Updated: Nov 29, 2021

When mixing and mastering, EQ is one of the most common processes that you will be working with. EQ or equilization allows you to adjust individual frequencies of a given track. This can allow you to either boost pleasant frequencies, reduce unpleasant ones, or completely cut unnecessary frequencies (say below 100Hz on an acoustic guitar tracks). Proper use of an EQ will allow each instrument to have its own space in the mix and eliminate any competing frequencies that create a "muddy" mix. Below is a diagram of the EQ Eight plug-in that comes with Ableton Live 11. In this article I will explain the main elements of an EQ and what they are used for.


Frequency Selector - allows you to select the target frequency that you would like to EQ. Frequencies from 10Hz to 22kHz are selectable on the EQ Eight. Some EQs may have frequency bands which will have a range of either selectable or preset frequencies to be adjusted.


Gain Boost/Reduction - allows for the boost or reduction of the current selected frequencies. Boosting and reducing should be done carefully. For every 10dB of gain boost, the sound doubles in loudness.


Q Control - allows you to select the curve of the boost or reduction. A high Q value will create a very sharp curve only affecting the frequencies close to the selected frequency. A High Q is generally good for reduction and cutting. A low Q value produces a gentle curve and will effect more of the frequencies surrounding the slected frequency. A low Q is generally good for boosting.

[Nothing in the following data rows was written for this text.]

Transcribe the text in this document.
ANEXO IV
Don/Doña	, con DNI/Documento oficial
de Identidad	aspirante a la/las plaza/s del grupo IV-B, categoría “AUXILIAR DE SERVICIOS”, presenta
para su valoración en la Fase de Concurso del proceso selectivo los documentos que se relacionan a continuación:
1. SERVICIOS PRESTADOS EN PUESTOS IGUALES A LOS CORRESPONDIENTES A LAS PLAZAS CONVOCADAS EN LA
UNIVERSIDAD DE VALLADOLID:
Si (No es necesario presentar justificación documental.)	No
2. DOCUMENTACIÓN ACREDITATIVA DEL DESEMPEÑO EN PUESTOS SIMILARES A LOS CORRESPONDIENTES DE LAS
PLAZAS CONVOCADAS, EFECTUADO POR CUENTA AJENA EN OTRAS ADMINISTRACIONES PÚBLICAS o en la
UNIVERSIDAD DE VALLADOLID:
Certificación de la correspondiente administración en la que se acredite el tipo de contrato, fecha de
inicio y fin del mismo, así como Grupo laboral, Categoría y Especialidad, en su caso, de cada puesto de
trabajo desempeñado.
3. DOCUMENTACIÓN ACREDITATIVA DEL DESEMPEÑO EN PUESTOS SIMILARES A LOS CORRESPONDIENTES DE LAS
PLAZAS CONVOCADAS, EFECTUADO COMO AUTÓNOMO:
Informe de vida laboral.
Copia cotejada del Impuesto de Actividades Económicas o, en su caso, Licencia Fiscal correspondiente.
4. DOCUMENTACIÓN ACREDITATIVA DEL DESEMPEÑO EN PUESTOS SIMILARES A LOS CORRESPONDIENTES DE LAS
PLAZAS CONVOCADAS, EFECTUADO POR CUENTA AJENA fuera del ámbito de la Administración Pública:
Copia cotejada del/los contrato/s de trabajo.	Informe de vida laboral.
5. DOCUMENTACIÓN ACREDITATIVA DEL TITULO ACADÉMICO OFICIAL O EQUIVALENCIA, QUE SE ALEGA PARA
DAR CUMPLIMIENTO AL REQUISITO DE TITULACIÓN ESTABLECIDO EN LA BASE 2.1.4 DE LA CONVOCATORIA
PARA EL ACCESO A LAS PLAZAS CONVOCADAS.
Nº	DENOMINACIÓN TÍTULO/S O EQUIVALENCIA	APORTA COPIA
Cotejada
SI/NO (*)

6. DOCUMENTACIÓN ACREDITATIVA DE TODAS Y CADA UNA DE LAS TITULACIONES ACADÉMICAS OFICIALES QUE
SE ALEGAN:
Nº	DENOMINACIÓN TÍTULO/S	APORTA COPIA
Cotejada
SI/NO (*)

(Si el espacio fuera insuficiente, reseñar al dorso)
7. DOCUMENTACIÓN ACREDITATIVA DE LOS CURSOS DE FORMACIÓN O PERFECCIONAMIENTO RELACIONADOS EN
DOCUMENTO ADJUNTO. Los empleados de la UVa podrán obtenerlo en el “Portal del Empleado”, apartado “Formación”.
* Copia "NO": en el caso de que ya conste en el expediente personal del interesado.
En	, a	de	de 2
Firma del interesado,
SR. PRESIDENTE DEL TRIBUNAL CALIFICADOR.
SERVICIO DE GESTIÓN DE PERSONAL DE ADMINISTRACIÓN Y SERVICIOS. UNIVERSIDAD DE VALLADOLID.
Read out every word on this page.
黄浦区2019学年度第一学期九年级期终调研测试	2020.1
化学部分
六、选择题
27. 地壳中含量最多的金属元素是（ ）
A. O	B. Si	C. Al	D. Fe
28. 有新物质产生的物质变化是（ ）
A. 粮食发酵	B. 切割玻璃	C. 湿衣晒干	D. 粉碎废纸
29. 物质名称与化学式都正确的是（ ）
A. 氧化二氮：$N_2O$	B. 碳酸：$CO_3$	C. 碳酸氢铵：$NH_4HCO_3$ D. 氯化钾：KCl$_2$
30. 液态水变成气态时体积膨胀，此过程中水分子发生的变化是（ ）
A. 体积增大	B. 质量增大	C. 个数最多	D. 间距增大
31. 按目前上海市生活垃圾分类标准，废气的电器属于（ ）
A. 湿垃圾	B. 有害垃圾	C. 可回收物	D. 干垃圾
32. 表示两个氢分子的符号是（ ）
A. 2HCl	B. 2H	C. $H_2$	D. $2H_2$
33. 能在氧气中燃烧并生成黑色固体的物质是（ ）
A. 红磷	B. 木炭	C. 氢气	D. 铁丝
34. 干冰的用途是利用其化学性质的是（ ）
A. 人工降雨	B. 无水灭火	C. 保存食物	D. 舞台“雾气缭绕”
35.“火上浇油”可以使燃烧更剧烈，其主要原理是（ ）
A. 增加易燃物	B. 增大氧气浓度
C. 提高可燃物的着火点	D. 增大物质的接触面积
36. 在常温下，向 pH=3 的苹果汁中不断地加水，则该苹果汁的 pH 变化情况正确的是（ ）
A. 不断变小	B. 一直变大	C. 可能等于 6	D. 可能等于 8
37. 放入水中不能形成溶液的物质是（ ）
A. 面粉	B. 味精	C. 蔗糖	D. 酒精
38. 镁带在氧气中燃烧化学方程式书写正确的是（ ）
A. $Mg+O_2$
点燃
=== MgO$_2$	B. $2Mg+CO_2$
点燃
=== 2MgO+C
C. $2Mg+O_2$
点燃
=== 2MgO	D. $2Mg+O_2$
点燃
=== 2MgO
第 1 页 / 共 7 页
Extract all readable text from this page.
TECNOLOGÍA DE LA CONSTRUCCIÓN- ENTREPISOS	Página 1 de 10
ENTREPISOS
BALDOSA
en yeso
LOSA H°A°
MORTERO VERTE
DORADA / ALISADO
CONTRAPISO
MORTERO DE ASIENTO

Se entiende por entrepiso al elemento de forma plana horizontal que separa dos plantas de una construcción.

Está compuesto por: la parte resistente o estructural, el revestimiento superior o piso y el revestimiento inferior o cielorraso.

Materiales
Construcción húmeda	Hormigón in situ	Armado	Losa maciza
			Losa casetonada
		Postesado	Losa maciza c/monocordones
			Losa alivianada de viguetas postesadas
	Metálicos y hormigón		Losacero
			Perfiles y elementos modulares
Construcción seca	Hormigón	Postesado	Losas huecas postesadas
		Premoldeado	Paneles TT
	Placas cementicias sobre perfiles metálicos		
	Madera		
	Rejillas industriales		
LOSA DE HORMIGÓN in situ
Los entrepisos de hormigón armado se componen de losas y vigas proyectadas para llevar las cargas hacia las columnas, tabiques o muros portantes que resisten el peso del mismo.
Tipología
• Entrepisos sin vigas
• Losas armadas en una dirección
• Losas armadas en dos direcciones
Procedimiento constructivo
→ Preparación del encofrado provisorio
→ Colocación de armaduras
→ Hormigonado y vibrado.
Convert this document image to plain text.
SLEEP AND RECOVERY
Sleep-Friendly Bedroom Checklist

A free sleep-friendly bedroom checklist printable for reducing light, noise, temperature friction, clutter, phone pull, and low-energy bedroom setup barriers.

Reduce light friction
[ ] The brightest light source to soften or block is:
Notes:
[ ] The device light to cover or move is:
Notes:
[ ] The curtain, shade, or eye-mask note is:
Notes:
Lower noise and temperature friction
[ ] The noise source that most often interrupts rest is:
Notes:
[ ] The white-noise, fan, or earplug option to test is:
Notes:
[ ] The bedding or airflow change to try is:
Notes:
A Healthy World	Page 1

EQ Bands - These are the available bands of frequencies that you can control. In the picture above, there are 8 selectable frequencies. On this EQ you can select the affected frequency as well as choose whether the point will act as a cut, boost/reduction, or a shelf. Shelfs will boost all frequencies higher than or lower than the selected frequency by the amount set with the Gain control. A cut off will cut all frequencies higher than (low pass) or lower than (high pass) the selected frequency. A low pass filter of 5-6kHZ would generally be used on bass instruments. A high pass filter of around 80-120Hz is used on most other instruments. A boost or reduction will either raise or lower the level of the selected frequency by the amount of the gain control. The Q will change how many of the frequencies adjacent to the selected frequency will be affected and by how much.


Understanding the basics of how an EQ works and what it is used for is essential to creating a balanced and vibrant mix. EQ will be used on almost every track that you as a producer, mixing or mastering engineer will touch, and it can be a powerful tool in the arsenal of any home studio recording artist.